I have some HC growing emersed on the window till and it's flowering.
It's the first time i see this so i thought i'd share some pics here.

Very tiny but pretty little flowers.


----------



## rebel (17 Jun 2018)

Stunning! Ive grown it in all sorts of situations but never any flowers!!

Well done.


----------



## Sakura83 (17 Jun 2018)

First time see that. Thank you


----------



## Something Fishy (30 Sep 2018)

Awesome just seen this  I have some on the sill too they love it don’t they. I’m hoping to move straight to the tank but not quite sure how just yet! Haha

Kudos on the flowers though. Where did your cuttings come from?


Sent from my iPhone using Tapatalk


----------



## Hades (10 Oct 2018)

Something Fishy said:


> Awesome just seen this  I have some on the sill too they love it don’t they. I’m hoping to move straight to the tank but not quite sure how just yet! Haha
> 
> Kudos on the flowers though. Where did your cuttings come from?
> 
> ...



They did seem to love being on the sill. 
They were just cuttings from the rug in my tank.
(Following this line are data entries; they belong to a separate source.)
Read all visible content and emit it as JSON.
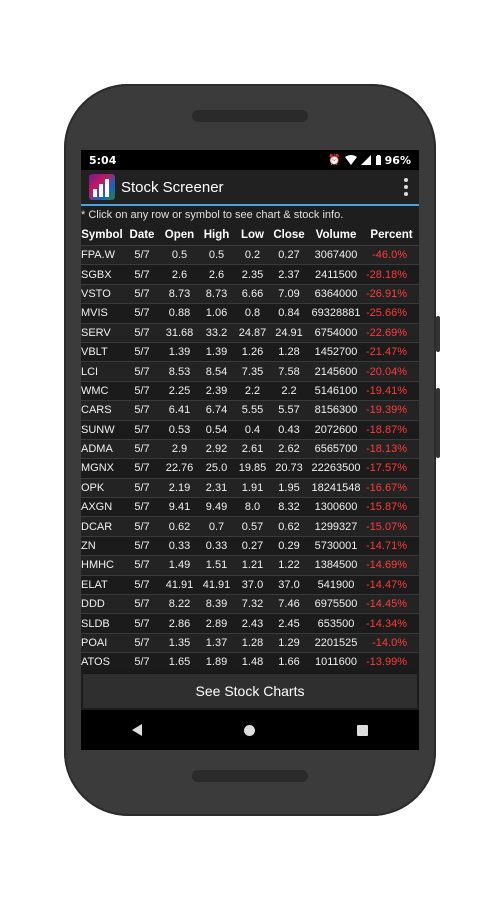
{
  "status": {
    "time": "5:04",
    "battery": "96%"
  },
  "app": {
    "title": "Stock Screener"
  },
  "note": "* Click on any row or symbol to see chart & stock info.",
  "table": {
    "headers": [
      "Symbol",
      "Date",
      "Open",
      "High",
      "Low",
      "Close",
      "Volume",
      "Percent"
    ],
    "rows": [
      [
        "FPA.W",
        "5/7",
        "0.5",
        "0.5",
        "0.2",
        "0.27",
        "3067400",
        "-46.0%"
      ],
      [
        "SGBX",
        "5/7",
        "2.6",
        "2.6",
        "2.35",
        "2.37",
        "2411500",
        "-28.18%"
      ],
      [
        "VSTO",
        "5/7",
        "8.73",
        "8.73",
        "6.66",
        "7.09",
        "6364000",
        "-26.91%"
      ],
      [
        "MVIS",
        "5/7",
        "0.88",
        "1.06",
        "0.8",
        "0.84",
        "69328881",
        "-25.66%"
      ],
      [
        "SERV",
        "5/7",
        "31.68",
        "33.2",
        "24.87",
        "24.91",
        "6754000",
        "-22.69%"
      ],
      [
        "VBLT",
        "5/7",
        "1.39",
        "1.39",
        "1.26",
        "1.28",
        "1452700",
        "-21.47%"
      ],
      [
        "LCI",
        "5/7",
        "8.53",
        "8.54",
        "7.35",
        "7.58",
        "2145600",
        "-20.04%"
      ],
      [
        "WMC",
        "5/7",
        "2.25",
        "2.39",
        "2.2",
        "2.2",
        "5146100",
        "-19.41%"
      ],
      [
        "CARS",
        "5/7",
        "6.41",
        "6.74",
        "5.55",
        "5.57",
        "8156300",
        "-19.39%"
      ],
      [
        "SUNW",
        "5/7",
        "0.53",
        "0.54",
        "0.4",
        "0.43",
        "2072600",
        "-18.87%"
      ],
      [
        "ADMA",
        "5/7",
        "2.9",
        "2.92",
        "2.61",
        "2.62",
        "6565700",
        "-18.13%"
      ],
      [
        "MGNX",
        "5/7",
        "22.76",
        "25.0",
        "19.85",
        "20.73",
        "22263500",
        "-17.57%"
      ],
      [
        "OPK",
        "5/7",
        "2.19",
        "2.31",
        "1.91",
        "1.95",
        "18241548",
        "-16.67%"
      ],
      [
        "AXGN",
        "5/7",
        "9.41",
        "9.49",
        "8.0",
        "8.32",
        "1300600",
        "-15.87%"
      ],
      [
        "DCAR",
        "5/7",
        "0.62",
        "0.7",
        "0.57",
        "0.62",
        "1299327",
        "-15.07%"
      ],
      [
        "ZN",
        "5/7",
        "0.33",
        "0.33",
        "0.27",
        "0.29",
        "5730001",
        "-14.71%"
      ],
      [
        "HMHC",
        "5/7",
        "1.49",
        "1.51",
        "1.21",
        "1.22",
        "1384500",
        "-14.69%"
      ],
      [
        "ELAT",
        "5/7",
        "41.91",
        "41.91",
        "37.0",
        "37.0",
        "541900",
        "-14.47%"
      ],
      [
        "DDD",
        "5/7",
        "8.22",
        "8.39",
        "7.32",
        "7.46",
        "6975500",
        "-14.45%"
      ],
      [
        "SLDB",
        "5/7",
        "2.86",
        "2.89",
        "2.43",
        "2.45",
        "653500",
        "-14.34%"
      ],
      [
        "POAI",
        "5/7",
        "1.35",
        "1.37",
        "1.28",
        "1.29",
        "2201525",
        "-14.0%"
      ],
      [
        "ATOS",
        "5/7",
        "1.65",
        "1.89",
        "1.48",
        "1.66",
        "1011600",
        "-13.99%"
      ]
    ]
  },
  "button": {
    "charts_label": "See Stock Charts"
  },
  "colors": {
    "accent": "#4aa3df",
    "negative": "#ff3b3b"
  },
  "icons": {
    "status": [
      "alarm-icon",
      "wifi-icon",
      "signal-icon",
      "battery-icon"
    ],
    "nav": [
      "back-icon",
      "home-icon",
      "recents-icon"
    ]
  }
}
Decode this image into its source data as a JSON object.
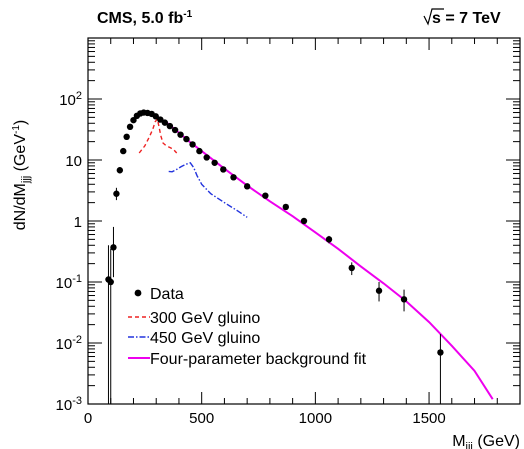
{
  "chart_data": {
    "type": "scatter",
    "header": {
      "left": "CMS, 5.0 fb",
      "left_sup": "-1",
      "right_root": "s",
      "right_rest": " = 7 TeV"
    },
    "xlabel": {
      "main": "M",
      "sub": "jjj",
      "unit": " (GeV)"
    },
    "ylabel": {
      "main": "dN/dM",
      "sub": "jjj",
      "unit_open": " (GeV",
      "unit_sup": "-1",
      "unit_close": ")"
    },
    "xlim": [
      0,
      1900
    ],
    "ylim": [
      0.001,
      1000
    ],
    "yscale": "log",
    "xticks": [
      {
        "value": 0,
        "label": "0"
      },
      {
        "value": 500,
        "label": "500"
      },
      {
        "value": 1000,
        "label": "1000"
      },
      {
        "value": 1500,
        "label": "1500"
      }
    ],
    "yticks": [
      {
        "value": 0.001,
        "base": "10",
        "exp": "-3"
      },
      {
        "value": 0.01,
        "base": "10",
        "exp": "-2"
      },
      {
        "value": 0.1,
        "base": "10",
        "exp": "-1"
      },
      {
        "value": 1,
        "base": "1",
        "exp": ""
      },
      {
        "value": 10,
        "base": "10",
        "exp": ""
      },
      {
        "value": 100,
        "base": "10",
        "exp": "2"
      }
    ],
    "legend_position": "bottom-left",
    "series": [
      {
        "name": "Data",
        "kind": "points",
        "color": "#000000",
        "points": [
          {
            "x": 90,
            "y": 0.11,
            "ylo": 0.001,
            "yhi": 0.4
          },
          {
            "x": 100,
            "y": 0.1,
            "ylo": 0.001,
            "yhi": 0.35
          },
          {
            "x": 112,
            "y": 0.37,
            "ylo": 0.12,
            "yhi": 0.8
          },
          {
            "x": 125,
            "y": 2.8,
            "ylo": 2.2,
            "yhi": 3.5
          },
          {
            "x": 140,
            "y": 6.8,
            "ylo": 6.0,
            "yhi": 7.6
          },
          {
            "x": 155,
            "y": 14,
            "ylo": 13,
            "yhi": 15
          },
          {
            "x": 170,
            "y": 24,
            "ylo": 23,
            "yhi": 25
          },
          {
            "x": 185,
            "y": 35,
            "ylo": 34,
            "yhi": 36
          },
          {
            "x": 200,
            "y": 45,
            "ylo": 44,
            "yhi": 46
          },
          {
            "x": 215,
            "y": 53,
            "ylo": 52,
            "yhi": 54
          },
          {
            "x": 230,
            "y": 58,
            "ylo": 57,
            "yhi": 59
          },
          {
            "x": 245,
            "y": 60,
            "ylo": 59,
            "yhi": 61
          },
          {
            "x": 262,
            "y": 59,
            "ylo": 58,
            "yhi": 60
          },
          {
            "x": 280,
            "y": 57,
            "ylo": 56,
            "yhi": 58
          },
          {
            "x": 298,
            "y": 52,
            "ylo": 51,
            "yhi": 53
          },
          {
            "x": 318,
            "y": 46,
            "ylo": 45,
            "yhi": 47
          },
          {
            "x": 338,
            "y": 41,
            "ylo": 40,
            "yhi": 42
          },
          {
            "x": 360,
            "y": 36,
            "ylo": 35,
            "yhi": 37
          },
          {
            "x": 383,
            "y": 31,
            "ylo": 30,
            "yhi": 32
          },
          {
            "x": 407,
            "y": 26,
            "ylo": 25,
            "yhi": 27
          },
          {
            "x": 433,
            "y": 22,
            "ylo": 21,
            "yhi": 23
          },
          {
            "x": 460,
            "y": 18,
            "ylo": 17.3,
            "yhi": 18.7
          },
          {
            "x": 490,
            "y": 14,
            "ylo": 13.4,
            "yhi": 14.6
          },
          {
            "x": 522,
            "y": 11,
            "ylo": 10.5,
            "yhi": 11.5
          },
          {
            "x": 557,
            "y": 9,
            "ylo": 8.5,
            "yhi": 9.5
          },
          {
            "x": 595,
            "y": 7.0,
            "ylo": 6.6,
            "yhi": 7.4
          },
          {
            "x": 640,
            "y": 5.2,
            "ylo": 4.9,
            "yhi": 5.5
          },
          {
            "x": 700,
            "y": 3.7,
            "ylo": 3.5,
            "yhi": 3.9
          },
          {
            "x": 780,
            "y": 2.6,
            "ylo": 2.4,
            "yhi": 2.8
          },
          {
            "x": 870,
            "y": 1.7,
            "ylo": 1.55,
            "yhi": 1.85
          },
          {
            "x": 950,
            "y": 1.0,
            "ylo": 0.9,
            "yhi": 1.1
          },
          {
            "x": 1060,
            "y": 0.5,
            "ylo": 0.43,
            "yhi": 0.57
          },
          {
            "x": 1160,
            "y": 0.17,
            "ylo": 0.13,
            "yhi": 0.21
          },
          {
            "x": 1280,
            "y": 0.072,
            "ylo": 0.048,
            "yhi": 0.1
          },
          {
            "x": 1390,
            "y": 0.052,
            "ylo": 0.033,
            "yhi": 0.075
          },
          {
            "x": 1550,
            "y": 0.007,
            "ylo": 0.001,
            "yhi": 0.014
          }
        ]
      },
      {
        "name": "300 GeV gluino",
        "kind": "line",
        "color": "#ee2222",
        "dash": "4,3",
        "x": [
          225,
          250,
          270,
          285,
          295,
          305,
          312,
          320,
          330,
          345,
          360,
          375,
          390
        ],
        "y": [
          13,
          17,
          24,
          32,
          42,
          47,
          36,
          25,
          19,
          17,
          16,
          15,
          13
        ]
      },
      {
        "name": "450 GeV gluino",
        "kind": "line",
        "color": "#2233dd",
        "dash": "6,2,1.5,2",
        "x": [
          355,
          370,
          390,
          410,
          430,
          450,
          465,
          480,
          500,
          540,
          600,
          660,
          700
        ],
        "y": [
          6.5,
          6.4,
          7.0,
          7.8,
          8.5,
          9.0,
          7.5,
          5.5,
          4.0,
          2.8,
          2.0,
          1.45,
          1.15
        ]
      },
      {
        "name": "Four-parameter background fit",
        "kind": "fit",
        "color": "#ee00ee",
        "x": [
          262,
          300,
          350,
          400,
          450,
          500,
          600,
          700,
          800,
          900,
          1000,
          1100,
          1200,
          1300,
          1400,
          1500,
          1600,
          1700,
          1780
        ],
        "y": [
          62,
          52,
          40,
          28,
          19.5,
          14,
          7.2,
          3.8,
          2.1,
          1.2,
          0.65,
          0.35,
          0.18,
          0.095,
          0.048,
          0.022,
          0.009,
          0.0035,
          0.0012
        ]
      }
    ]
  }
}
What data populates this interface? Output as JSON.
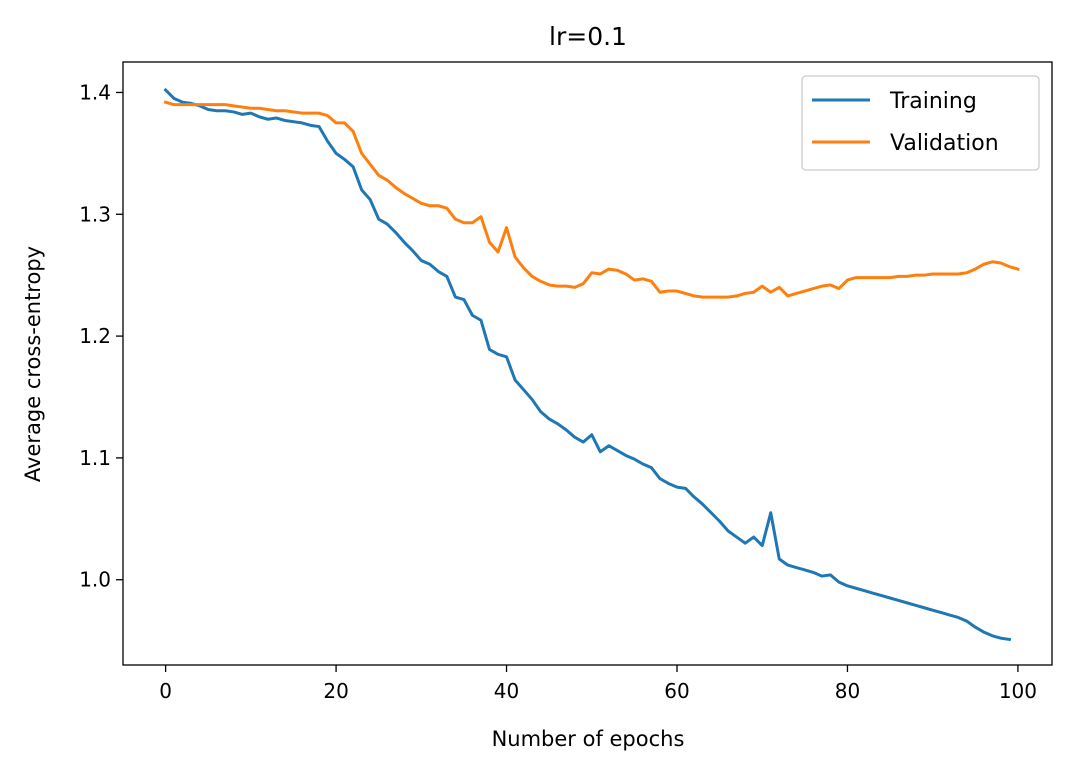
{
  "chart_data": {
    "type": "line",
    "title": "lr=0.1",
    "xlabel": "Number of epochs",
    "ylabel": "Average cross-entropy",
    "xlim": [
      -5,
      104
    ],
    "ylim": [
      0.93,
      1.425
    ],
    "xticks": [
      0,
      20,
      40,
      60,
      80,
      100
    ],
    "yticks": [
      1.0,
      1.1,
      1.2,
      1.3,
      1.4
    ],
    "grid": false,
    "legend_position": "top-right",
    "series": [
      {
        "name": "Training",
        "color": "#1f77b4",
        "values": [
          1.402,
          1.395,
          1.392,
          1.391,
          1.389,
          1.386,
          1.385,
          1.385,
          1.384,
          1.382,
          1.383,
          1.38,
          1.378,
          1.379,
          1.377,
          1.376,
          1.375,
          1.373,
          1.372,
          1.36,
          1.35,
          1.345,
          1.339,
          1.32,
          1.312,
          1.296,
          1.292,
          1.285,
          1.277,
          1.27,
          1.262,
          1.259,
          1.253,
          1.249,
          1.232,
          1.23,
          1.217,
          1.213,
          1.189,
          1.185,
          1.183,
          1.164,
          1.156,
          1.148,
          1.138,
          1.132,
          1.128,
          1.123,
          1.117,
          1.113,
          1.119,
          1.105,
          1.11,
          1.106,
          1.102,
          1.099,
          1.095,
          1.092,
          1.083,
          1.079,
          1.076,
          1.075,
          1.068,
          1.062,
          1.055,
          1.048,
          1.04,
          1.035,
          1.03,
          1.035,
          1.028,
          1.055,
          1.017,
          1.012,
          1.01,
          1.008,
          1.006,
          1.003,
          1.004,
          0.998,
          0.995,
          0.993,
          0.991,
          0.989,
          0.987,
          0.985,
          0.983,
          0.981,
          0.979,
          0.977,
          0.975,
          0.973,
          0.971,
          0.969,
          0.966,
          0.961,
          0.957,
          0.954,
          0.952,
          0.951
        ]
      },
      {
        "name": "Validation",
        "color": "#ff7f0e",
        "values": [
          1.392,
          1.39,
          1.39,
          1.39,
          1.39,
          1.39,
          1.39,
          1.39,
          1.389,
          1.388,
          1.387,
          1.387,
          1.386,
          1.385,
          1.385,
          1.384,
          1.383,
          1.383,
          1.383,
          1.381,
          1.375,
          1.375,
          1.368,
          1.35,
          1.341,
          1.332,
          1.328,
          1.322,
          1.317,
          1.313,
          1.309,
          1.307,
          1.307,
          1.305,
          1.296,
          1.293,
          1.293,
          1.298,
          1.277,
          1.269,
          1.289,
          1.265,
          1.256,
          1.249,
          1.245,
          1.242,
          1.241,
          1.241,
          1.24,
          1.243,
          1.252,
          1.251,
          1.255,
          1.254,
          1.251,
          1.246,
          1.247,
          1.245,
          1.236,
          1.237,
          1.237,
          1.235,
          1.233,
          1.232,
          1.232,
          1.232,
          1.232,
          1.233,
          1.235,
          1.236,
          1.241,
          1.236,
          1.24,
          1.233,
          1.235,
          1.237,
          1.239,
          1.241,
          1.242,
          1.239,
          1.246,
          1.248,
          1.248,
          1.248,
          1.248,
          1.248,
          1.249,
          1.249,
          1.25,
          1.25,
          1.251,
          1.251,
          1.251,
          1.251,
          1.252,
          1.255,
          1.259,
          1.261,
          1.26,
          1.257,
          1.255
        ]
      }
    ]
  }
}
Took a piece out and placed it in a soup bowl and topped it up with water. 
The waterlevel dropped as i forgot about it for a few days and it began to flower shortly after.


----------



## dw1305 (10 Oct 2018)

Hi all, 





Hades said:


> The waterlevel dropped as i forgot about it for a few days.....


That is probably what stimulated the flowering.

If you are an emergent plant it is a waste of resources to open your flower under water, so natural selection will have selected for plants that are stimulated to flower a couple of days after drying. 

cheers Darrel


----------